Nasir Djamil, anggota Komisi III DPR RI yang juga membawahi lembaga vertikal Kepolisian meminta Polda Aceh, untuk sesegera mungkin menyahuti permintaan korban pengancaman Jurnalisa, yang diancam bunuh didepan anak dan istrinya, dikediaman pribadi di Lorong 1001 Dusun Kemala Pangkat, Desa Kemili, Kecamatan Bebesen.
Menurut Nasir Djamil, wartawan tidak akan dapat bekerja maksimal membantu masyarakat dalam mencari berita, jika dirinya masih dalam ancaman para pihak.
Apalagi, kata Nasir Djamil, yang mengancam itu oknum kontraktor dan pengawas proyek.

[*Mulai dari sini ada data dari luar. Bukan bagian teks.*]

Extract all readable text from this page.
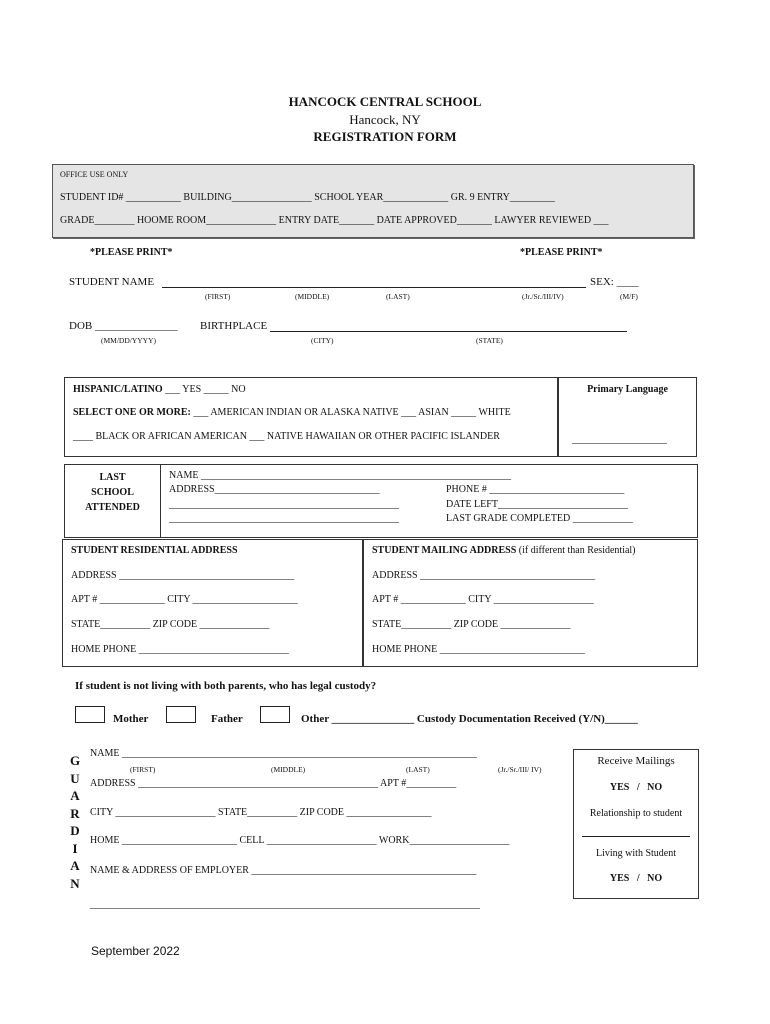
HANCOCK CENTRAL SCHOOL
Hancock, NY
REGISTRATION FORM
OFFICE USE ONLY
STUDENT ID# ___________ BUILDING________________ SCHOOL YEAR_____________ GR. 9 ENTRY_________
GRADE________ HOOME ROOM______________ ENTRY DATE_______ DATE APPROVED_______ LAWYER REVIEWED ___
*PLEASE PRINT*	*PLEASE PRINT*
STUDENT NAME	SEX: ____
(FIRST)	(MIDDLE)	(LAST)	(Jr./Sr./III/IV)	(M/F)
DOB _______________ BIRTHPLACE
(MM/DD/YYYY)	(CITY)	(STATE)
HISPANIC/LATINO ___ YES _____ NO
SELECT ONE OR MORE: ___ AMERICAN INDIAN OR ALASKA NATIVE ___ ASIAN _____ WHITE
____ BLACK OR AFRICAN AMERICAN ___ NATIVE HAWAIIAN OR OTHER PACIFIC ISLANDER
Primary Language
___________________
LAST
SCHOOL
ATTENDED
NAME ______________________________________________________________
ADDRESS_________________________________
______________________________________________
______________________________________________
PHONE # ___________________________
DATE LEFT__________________________
LAST GRADE COMPLETED ____________
STUDENT RESIDENTIAL ADDRESS
ADDRESS ___________________________________
APT # _____________ CITY _____________________
STATE__________ ZIP CODE ______________
HOME PHONE ______________________________
STUDENT MAILING ADDRESS (if different than Residential)
ADDRESS ___________________________________
APT # _____________ CITY ____________________
STATE__________ ZIP CODE ______________
HOME PHONE _____________________________
If student is not living with both parents, who has legal custody?
Mother	Father	Other _______________ Custody Documentation Received (Y/N)______
G
U
A
R
D
I
A
N
NAME _______________________________________________________________________
(FIRST)	(MIDDLE)	(LAST)	(Jr./Sr./III/ IV)
ADDRESS ________________________________________________ APT #__________
CITY ____________________ STATE__________ ZIP CODE _________________
HOME _______________________ CELL ______________________ WORK____________________
NAME & ADDRESS OF EMPLOYER _____________________________________________
______________________________________________________________________________
Receive Mailings
YES   /   NO
Relationship to student
Living with Student
YES   /   NO
September 2022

Lanjutnya, kasus tersebut harus secepatnya ditangani oleh Polda Aceh melalui Polres Aceh Tengah.
“Dan saya dengar sudah ada gelar perkara, berarti akan rampung,” kata Nasir Djamil lagi.
Dikatakannya bahwa pekerjaan wartawan dilindungi Undang-undang. Dan hari ini Jurnalisa harus memperoleh ketetapan hukum pasti, sebagai korban pengancaman.
“Kalau kasus ini tidak selesai tentu akan menimbulkan rasa was-was dalam meliput berita, dan ini tidak boleh terjadi,” lanjut Nasir Djamil, seraya mengatakan, kita tidak tahu apa yang akan terjadi jika kepastian hukum belum ada.
Politisi dari Partai PKS itu berjanji akan mendorong kasus tersebut, agar secepatnya terselesaikan.
“Tidak ada alasan polisi menunda kasus ini, karena nanti akan mudah orang melakukan kriminal yang sama,” ungkap Nasir Djamil, mantan wartawan itu.